Detik Sumba – Kemajuan zaman telah mengubah sejarah hidup manusia beserta perilakunya. Kehidupan di era modern menciptakan cara pandang dan gaya hidup yang jauh berbeda dibandingkan masa lalu.
Lambat laun, suka atau tidak suka, budaya akan mengalami transformasi. Perubahan ini sering kali membuat nilai-nilai budaya terasa semakin pudar, seolah tidak lagi menjadi pedoman dalam kehidupan masyarakat.
Salah satu perubahan yang paling mencolok terlihat dari cara berpakaian.
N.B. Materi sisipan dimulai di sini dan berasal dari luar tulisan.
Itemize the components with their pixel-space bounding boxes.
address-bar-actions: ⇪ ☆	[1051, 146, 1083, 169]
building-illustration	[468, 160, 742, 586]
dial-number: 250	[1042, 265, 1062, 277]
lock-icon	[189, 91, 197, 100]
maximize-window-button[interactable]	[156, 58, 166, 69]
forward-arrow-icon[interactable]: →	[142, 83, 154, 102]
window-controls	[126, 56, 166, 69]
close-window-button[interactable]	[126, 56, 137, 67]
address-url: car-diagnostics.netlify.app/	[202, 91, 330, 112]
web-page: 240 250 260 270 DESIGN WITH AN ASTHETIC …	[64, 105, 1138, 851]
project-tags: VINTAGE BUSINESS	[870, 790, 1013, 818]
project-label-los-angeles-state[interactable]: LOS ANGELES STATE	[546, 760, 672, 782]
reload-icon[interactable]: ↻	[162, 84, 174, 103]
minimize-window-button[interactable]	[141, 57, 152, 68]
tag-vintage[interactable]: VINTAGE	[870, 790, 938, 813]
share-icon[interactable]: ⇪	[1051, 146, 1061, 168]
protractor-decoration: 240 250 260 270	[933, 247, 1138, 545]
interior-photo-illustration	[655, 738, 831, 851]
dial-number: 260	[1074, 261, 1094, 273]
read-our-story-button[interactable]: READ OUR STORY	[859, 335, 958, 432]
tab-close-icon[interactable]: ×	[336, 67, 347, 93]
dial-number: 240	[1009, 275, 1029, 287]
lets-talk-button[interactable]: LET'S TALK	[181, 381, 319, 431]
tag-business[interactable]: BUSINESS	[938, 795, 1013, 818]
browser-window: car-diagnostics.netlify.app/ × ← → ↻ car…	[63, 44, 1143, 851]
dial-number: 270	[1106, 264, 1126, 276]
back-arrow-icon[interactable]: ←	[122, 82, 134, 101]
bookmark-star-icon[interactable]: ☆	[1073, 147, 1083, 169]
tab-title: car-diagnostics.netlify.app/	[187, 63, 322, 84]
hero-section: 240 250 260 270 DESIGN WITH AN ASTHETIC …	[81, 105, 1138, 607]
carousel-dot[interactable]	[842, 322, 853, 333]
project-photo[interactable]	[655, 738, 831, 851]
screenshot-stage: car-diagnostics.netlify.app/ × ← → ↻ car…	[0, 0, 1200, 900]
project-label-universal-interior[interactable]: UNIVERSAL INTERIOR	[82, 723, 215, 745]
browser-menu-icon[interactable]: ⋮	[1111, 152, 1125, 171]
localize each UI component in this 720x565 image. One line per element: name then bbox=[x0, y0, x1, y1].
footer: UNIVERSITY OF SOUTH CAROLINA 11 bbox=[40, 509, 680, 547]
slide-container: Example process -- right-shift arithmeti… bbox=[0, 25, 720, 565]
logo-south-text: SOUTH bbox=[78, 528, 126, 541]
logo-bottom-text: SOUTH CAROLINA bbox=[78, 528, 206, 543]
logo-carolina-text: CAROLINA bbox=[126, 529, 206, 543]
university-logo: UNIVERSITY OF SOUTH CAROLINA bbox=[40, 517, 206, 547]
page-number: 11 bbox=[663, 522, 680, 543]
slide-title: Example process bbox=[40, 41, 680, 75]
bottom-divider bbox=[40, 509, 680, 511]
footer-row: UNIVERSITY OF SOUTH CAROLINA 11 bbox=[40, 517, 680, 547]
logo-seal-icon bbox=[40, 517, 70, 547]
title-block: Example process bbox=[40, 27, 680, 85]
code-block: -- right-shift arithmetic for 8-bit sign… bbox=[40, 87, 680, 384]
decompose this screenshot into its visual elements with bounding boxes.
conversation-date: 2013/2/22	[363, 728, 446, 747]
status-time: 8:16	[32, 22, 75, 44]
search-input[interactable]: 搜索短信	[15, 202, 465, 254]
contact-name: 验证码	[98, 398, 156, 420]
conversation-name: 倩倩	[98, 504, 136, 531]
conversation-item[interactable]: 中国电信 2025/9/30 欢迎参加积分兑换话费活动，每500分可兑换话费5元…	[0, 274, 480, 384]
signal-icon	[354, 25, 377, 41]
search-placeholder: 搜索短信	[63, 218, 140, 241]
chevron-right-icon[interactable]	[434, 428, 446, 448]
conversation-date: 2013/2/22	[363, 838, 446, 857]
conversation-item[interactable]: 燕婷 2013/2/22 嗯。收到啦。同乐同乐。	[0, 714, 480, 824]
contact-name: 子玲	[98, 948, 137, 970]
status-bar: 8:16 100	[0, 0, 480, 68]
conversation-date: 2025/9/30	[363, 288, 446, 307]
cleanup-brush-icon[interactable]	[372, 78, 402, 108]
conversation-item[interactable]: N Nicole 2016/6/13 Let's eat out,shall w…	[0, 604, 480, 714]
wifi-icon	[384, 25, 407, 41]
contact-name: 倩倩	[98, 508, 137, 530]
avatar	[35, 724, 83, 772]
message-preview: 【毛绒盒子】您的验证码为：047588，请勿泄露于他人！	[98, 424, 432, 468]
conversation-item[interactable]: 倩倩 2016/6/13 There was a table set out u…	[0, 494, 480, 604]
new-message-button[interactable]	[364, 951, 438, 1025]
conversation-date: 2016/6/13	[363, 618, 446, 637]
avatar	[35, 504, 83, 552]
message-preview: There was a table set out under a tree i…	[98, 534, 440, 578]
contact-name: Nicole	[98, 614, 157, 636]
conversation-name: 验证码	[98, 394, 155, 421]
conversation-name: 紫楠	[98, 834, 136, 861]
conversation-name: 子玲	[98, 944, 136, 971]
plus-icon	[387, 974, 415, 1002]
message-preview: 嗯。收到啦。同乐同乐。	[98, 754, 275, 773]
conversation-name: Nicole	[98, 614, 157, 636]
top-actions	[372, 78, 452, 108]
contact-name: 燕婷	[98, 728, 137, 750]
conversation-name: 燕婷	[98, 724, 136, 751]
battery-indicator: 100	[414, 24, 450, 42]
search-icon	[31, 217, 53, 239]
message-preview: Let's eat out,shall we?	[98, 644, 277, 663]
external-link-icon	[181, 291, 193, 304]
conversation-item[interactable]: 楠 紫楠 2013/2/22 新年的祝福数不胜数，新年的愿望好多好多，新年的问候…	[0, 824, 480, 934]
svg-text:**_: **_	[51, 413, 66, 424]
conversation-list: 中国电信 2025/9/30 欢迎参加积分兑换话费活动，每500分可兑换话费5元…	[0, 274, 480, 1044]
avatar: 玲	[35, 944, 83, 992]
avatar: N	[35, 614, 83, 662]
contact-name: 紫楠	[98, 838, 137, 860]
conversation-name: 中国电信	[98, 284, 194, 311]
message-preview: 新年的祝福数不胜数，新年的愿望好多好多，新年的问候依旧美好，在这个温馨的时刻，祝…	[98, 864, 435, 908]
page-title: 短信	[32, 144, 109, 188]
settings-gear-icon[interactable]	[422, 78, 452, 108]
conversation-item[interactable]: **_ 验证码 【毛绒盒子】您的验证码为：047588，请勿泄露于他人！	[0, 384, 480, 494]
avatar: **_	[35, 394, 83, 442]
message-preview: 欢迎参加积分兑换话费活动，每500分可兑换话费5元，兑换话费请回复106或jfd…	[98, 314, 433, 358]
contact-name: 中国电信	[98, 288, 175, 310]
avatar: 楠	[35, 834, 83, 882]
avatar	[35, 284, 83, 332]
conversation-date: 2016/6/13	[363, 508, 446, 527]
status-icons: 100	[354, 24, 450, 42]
Dahulu, masyarakat Sumba mengenakan kain atau sarung sebagai busana sehari-hari.
Pakaian tradisional ini bukan hanya pelindung tubuh, tapi juga simbol identitas dan kebanggaan budaya.
Tak hanya itu, orang tua zaman dulu juga memiliki pandangan kuat soal rambut anak perempuan, rambut dianggap sebagai mahkota yang harus dijaga.
Memotong rambut tanpa seizin orang tua bisa dianggap sebagai pelanggaran etika, bahkan bisa berujung pada teguran atau hukuman. Nilai-nilai seperti ini menjadi bagian dari etika luhur yang dijunjung tinggi.
Namun, gelombang globalisasi telah merasuki hampir seluruh aspek kehidupan. Pandangan masyarakat ikut bergeser, begitu pula standar berpakaian dan cara mengekspresikan diri.
Modern ini membawa budaya luar masuk di pulau Sumba, mudah diakses dan cepat diadopsi, sering kali tanpa pertimbangan terhadap nilai-nilai lokal.
Kini, banyak yang mengenakan busana yang dulunya dianggap bertentangan dengan norma budaya.
Tak hanya itu, gaya hidup bebas mulai dianggap sebagai hal yang lumrah. Pergaulan bebas semakin marak, terutama di kalangan remaja, yang mulai mengabaikan batasan moral dan etika.
Tidak sedikit yang terjerumus dalam penyalahgunaan minuman keras (miras) dan perilaku menyimpang lainnya, yang merusak masa depan generasi muda.